Not dragging her feet but walking normally, she approached the counter and glanced at the display of cigarettes, looking specifically at the Virginia Slims; she had an unusually crisp five-dollar bill in her hand this time, which she seemed to have a tight grip on. After a few seconds, however, she loosened her grip and began to nod and shake her head as if she were in a serious argument with someone, and then she sunk her head to the palms of her hands, resting her elbows on the counter.
“Is everything okay?” Diego asked.
“Yes,” Viola said, clearing her throat. Diego nodded. “Well, no. No, everything is not okay.” Diego, who was trying to iron out the wrinkles on his waist apron on the side edge of the counter, paused—as did she. “I’ve realized that I have a smoking problem.”
She closed her eyes, took a deep breath, and said this again but with more confirmation in her voice. Diego, after slowly taking off and cleaning his round-shaped eyeglasses, looked at her and gave a half-hearted shrug.
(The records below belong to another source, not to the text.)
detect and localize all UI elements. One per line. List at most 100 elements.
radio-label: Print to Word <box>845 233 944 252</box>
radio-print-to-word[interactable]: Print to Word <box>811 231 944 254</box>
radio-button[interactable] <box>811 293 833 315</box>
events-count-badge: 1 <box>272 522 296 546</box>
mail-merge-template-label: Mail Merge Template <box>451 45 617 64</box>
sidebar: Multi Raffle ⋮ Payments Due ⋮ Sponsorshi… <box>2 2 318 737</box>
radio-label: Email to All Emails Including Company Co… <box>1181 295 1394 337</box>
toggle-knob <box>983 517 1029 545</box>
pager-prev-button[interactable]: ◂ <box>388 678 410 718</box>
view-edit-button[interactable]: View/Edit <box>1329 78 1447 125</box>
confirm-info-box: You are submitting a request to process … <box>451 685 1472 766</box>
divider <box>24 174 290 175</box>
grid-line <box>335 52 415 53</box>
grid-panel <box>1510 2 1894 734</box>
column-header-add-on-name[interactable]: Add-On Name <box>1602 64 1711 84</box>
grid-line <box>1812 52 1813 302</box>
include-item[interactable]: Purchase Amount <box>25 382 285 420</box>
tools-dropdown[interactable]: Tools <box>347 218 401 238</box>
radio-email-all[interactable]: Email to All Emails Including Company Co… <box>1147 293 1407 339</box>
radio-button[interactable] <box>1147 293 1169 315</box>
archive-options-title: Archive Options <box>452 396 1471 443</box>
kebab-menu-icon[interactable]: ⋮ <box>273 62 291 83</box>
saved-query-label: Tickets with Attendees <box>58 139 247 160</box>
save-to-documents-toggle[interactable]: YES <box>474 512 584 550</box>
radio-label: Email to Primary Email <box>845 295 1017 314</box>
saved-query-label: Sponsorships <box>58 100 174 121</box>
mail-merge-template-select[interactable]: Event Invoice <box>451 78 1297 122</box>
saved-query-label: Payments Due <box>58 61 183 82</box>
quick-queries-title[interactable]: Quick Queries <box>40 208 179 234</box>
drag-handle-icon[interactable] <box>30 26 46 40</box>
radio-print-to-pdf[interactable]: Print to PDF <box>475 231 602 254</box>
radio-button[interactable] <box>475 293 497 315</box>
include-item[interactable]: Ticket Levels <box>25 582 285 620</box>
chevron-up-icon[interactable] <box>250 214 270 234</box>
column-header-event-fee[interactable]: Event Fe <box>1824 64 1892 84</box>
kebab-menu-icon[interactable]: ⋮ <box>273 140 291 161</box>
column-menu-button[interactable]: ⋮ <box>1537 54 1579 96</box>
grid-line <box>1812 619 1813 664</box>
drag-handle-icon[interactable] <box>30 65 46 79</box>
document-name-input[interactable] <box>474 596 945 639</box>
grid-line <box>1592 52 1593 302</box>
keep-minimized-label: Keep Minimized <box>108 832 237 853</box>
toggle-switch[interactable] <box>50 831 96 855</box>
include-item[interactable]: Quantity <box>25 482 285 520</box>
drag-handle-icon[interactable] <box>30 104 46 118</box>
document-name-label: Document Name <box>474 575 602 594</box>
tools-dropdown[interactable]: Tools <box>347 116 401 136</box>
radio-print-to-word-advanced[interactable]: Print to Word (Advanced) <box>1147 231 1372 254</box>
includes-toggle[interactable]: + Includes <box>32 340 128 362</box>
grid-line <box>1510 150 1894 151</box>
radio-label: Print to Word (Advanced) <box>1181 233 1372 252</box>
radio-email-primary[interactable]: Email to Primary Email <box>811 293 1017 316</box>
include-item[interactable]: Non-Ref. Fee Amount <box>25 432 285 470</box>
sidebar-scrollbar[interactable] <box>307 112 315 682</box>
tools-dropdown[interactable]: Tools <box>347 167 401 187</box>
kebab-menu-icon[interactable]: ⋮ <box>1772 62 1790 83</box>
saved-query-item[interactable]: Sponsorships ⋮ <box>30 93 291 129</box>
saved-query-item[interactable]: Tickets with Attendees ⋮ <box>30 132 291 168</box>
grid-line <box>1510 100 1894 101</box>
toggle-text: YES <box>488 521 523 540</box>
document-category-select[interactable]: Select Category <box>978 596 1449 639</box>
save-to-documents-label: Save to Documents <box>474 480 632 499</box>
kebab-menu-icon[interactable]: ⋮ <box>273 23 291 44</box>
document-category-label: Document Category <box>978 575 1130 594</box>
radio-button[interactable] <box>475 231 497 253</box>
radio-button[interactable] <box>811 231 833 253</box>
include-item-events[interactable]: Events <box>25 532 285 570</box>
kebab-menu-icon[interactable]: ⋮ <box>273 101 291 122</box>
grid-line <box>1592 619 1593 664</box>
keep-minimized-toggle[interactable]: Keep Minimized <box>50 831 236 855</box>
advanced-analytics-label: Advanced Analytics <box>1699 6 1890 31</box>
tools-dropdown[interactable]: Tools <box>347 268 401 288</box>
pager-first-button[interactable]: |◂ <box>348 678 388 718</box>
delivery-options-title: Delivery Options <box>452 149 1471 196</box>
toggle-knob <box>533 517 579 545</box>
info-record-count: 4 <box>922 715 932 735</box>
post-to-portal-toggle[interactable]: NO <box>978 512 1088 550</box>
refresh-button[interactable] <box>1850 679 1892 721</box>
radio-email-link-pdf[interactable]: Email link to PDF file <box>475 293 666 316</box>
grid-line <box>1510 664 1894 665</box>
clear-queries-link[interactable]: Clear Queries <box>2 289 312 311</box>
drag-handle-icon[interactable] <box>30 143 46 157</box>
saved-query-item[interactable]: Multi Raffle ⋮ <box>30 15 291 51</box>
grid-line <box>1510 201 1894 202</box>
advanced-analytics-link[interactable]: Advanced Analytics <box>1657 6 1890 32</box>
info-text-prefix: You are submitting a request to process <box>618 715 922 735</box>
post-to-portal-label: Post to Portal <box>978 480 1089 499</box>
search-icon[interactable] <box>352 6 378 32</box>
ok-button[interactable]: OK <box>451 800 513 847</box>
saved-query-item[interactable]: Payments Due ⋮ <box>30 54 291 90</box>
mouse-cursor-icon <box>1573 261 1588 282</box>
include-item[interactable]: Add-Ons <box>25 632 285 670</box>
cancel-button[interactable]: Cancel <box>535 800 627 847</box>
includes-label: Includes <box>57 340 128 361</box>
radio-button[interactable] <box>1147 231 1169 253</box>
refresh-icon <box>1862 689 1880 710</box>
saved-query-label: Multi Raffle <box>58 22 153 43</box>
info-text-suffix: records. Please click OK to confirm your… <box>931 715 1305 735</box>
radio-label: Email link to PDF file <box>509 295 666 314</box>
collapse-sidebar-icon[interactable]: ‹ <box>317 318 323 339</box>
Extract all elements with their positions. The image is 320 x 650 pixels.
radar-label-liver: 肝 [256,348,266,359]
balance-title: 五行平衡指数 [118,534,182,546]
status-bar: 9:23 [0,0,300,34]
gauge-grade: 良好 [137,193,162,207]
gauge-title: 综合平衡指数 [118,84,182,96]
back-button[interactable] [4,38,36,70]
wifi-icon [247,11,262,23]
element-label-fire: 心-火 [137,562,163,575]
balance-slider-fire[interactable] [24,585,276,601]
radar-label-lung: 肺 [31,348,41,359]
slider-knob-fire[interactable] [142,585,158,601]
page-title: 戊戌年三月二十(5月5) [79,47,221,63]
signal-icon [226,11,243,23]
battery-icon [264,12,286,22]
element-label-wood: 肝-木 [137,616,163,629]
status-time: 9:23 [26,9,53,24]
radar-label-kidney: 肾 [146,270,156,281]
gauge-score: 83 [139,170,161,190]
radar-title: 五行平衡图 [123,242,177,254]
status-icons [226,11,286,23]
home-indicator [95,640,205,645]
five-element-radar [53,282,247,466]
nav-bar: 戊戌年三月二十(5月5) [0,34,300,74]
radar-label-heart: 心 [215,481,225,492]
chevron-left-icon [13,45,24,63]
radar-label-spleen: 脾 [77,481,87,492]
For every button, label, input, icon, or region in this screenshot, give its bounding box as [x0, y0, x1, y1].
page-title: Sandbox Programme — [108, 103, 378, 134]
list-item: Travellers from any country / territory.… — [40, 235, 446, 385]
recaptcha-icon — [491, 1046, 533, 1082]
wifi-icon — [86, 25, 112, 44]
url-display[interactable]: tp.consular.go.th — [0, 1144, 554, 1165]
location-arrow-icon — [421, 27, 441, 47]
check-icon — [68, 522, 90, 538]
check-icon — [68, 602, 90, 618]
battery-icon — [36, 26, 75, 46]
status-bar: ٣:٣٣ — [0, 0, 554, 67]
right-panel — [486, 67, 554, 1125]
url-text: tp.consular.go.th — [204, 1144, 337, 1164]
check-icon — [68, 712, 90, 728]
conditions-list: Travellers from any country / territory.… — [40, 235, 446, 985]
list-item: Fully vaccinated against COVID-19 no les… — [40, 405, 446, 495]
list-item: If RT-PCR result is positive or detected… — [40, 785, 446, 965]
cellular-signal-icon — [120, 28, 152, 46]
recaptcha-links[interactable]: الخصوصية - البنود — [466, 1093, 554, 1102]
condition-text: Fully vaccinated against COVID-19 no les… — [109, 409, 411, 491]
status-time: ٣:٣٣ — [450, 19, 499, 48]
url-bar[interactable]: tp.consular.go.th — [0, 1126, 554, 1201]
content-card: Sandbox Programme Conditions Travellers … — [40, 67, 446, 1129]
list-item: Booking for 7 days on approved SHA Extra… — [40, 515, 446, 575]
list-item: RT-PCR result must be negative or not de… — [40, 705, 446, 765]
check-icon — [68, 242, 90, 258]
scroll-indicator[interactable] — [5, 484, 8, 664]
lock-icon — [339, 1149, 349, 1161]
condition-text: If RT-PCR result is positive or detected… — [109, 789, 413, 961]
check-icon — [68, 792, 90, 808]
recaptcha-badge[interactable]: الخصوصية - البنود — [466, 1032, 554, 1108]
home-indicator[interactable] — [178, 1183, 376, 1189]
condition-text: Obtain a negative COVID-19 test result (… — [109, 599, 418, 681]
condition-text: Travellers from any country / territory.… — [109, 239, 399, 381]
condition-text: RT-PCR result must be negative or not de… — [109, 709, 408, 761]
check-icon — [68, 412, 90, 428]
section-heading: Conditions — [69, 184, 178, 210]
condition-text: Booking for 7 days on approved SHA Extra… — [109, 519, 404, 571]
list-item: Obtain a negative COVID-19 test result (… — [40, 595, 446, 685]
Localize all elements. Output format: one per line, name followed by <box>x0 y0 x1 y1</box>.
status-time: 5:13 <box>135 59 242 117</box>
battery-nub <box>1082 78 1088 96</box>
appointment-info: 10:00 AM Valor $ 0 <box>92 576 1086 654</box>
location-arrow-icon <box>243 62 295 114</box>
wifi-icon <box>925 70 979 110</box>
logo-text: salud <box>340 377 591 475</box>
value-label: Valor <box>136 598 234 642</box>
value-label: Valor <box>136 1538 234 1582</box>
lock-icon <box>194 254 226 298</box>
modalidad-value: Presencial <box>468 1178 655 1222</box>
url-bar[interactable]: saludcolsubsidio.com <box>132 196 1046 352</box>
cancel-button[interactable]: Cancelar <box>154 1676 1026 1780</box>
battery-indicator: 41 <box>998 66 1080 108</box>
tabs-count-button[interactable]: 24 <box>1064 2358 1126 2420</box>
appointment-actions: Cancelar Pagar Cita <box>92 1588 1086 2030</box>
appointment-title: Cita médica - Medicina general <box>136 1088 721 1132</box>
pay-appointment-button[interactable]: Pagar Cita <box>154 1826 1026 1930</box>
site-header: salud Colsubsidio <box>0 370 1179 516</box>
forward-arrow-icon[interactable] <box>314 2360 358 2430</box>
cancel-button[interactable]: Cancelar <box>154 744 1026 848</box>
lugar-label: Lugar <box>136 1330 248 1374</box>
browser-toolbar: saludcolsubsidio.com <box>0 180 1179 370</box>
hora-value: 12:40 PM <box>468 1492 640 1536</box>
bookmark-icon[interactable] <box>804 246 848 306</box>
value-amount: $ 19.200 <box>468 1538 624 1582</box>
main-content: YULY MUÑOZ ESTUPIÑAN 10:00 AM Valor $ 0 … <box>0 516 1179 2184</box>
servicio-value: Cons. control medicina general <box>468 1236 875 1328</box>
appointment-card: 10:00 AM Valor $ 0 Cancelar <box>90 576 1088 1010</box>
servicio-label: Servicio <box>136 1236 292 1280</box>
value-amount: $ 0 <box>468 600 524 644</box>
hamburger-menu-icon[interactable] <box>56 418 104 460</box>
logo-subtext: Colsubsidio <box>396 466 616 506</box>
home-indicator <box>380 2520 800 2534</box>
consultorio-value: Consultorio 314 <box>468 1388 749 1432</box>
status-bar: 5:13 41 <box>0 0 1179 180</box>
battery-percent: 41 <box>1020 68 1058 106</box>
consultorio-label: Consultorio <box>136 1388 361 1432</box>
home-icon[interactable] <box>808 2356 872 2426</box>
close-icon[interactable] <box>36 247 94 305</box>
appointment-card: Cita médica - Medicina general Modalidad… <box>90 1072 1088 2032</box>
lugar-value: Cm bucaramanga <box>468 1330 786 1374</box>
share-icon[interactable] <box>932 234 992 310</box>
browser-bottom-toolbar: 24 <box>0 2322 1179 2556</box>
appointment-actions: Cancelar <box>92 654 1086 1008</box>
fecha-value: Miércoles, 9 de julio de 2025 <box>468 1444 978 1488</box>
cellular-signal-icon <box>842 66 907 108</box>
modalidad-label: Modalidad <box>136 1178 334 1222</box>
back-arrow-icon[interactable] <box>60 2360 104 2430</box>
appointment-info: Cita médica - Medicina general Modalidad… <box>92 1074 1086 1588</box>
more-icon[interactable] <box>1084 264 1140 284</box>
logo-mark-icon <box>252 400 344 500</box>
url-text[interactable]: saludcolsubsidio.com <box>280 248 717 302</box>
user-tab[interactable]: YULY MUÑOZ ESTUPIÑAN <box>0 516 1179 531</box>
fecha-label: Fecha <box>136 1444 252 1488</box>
“I didn’t think I had a problem,” she said. “I mean, Jesus Christ, my whole family smokes—my brothers, my sisters, my aunts and uncles. My father always had packs lying around the house. I had my first cig when I was 14. I didn’t think anything of it until I met my boyfriend. When we started dating, he told me he didn’t smoke because his dad died of lung cancer, but that he didn’t mind that I smoked. When things started getting more serious, however, he tells me: ‘Viola, I think you need to stop with the cigs.’ Stop with the cigs? Okay. I’m not all sure why, but this got me mad. It honestly shouldn’t have, but it did. Anyway, I laughed it off and said, ‘Okay, I will.’ I looked at him in the eyes when I said this. He kissed me and never brought it up again, and I thought that would be the end of it.” She then looked down. “Last week, we were out for lunch, and I told him I needed to go to the restroom, but actually I went outside to smoke. Then he comes outside to take a call from his mom. I’ll never forget his look when he saw me. Never have I seen so much disappointment in someone’s eyes. He didn’t say anything. But he didn’t have to. His look told me everything. With just that one look. I guess it’s when they don’t have anything to say is when it’s really serious.”
Diego, thinking of this, cocked his head and shrugged once again; he then started dusting the counter and went back to tearing up lottery tickets.
“I’m sorry, I didn’t mean to unload all of that on you,” Viola said.
“No worries,” Diego said. “We gotta let it out sometime.”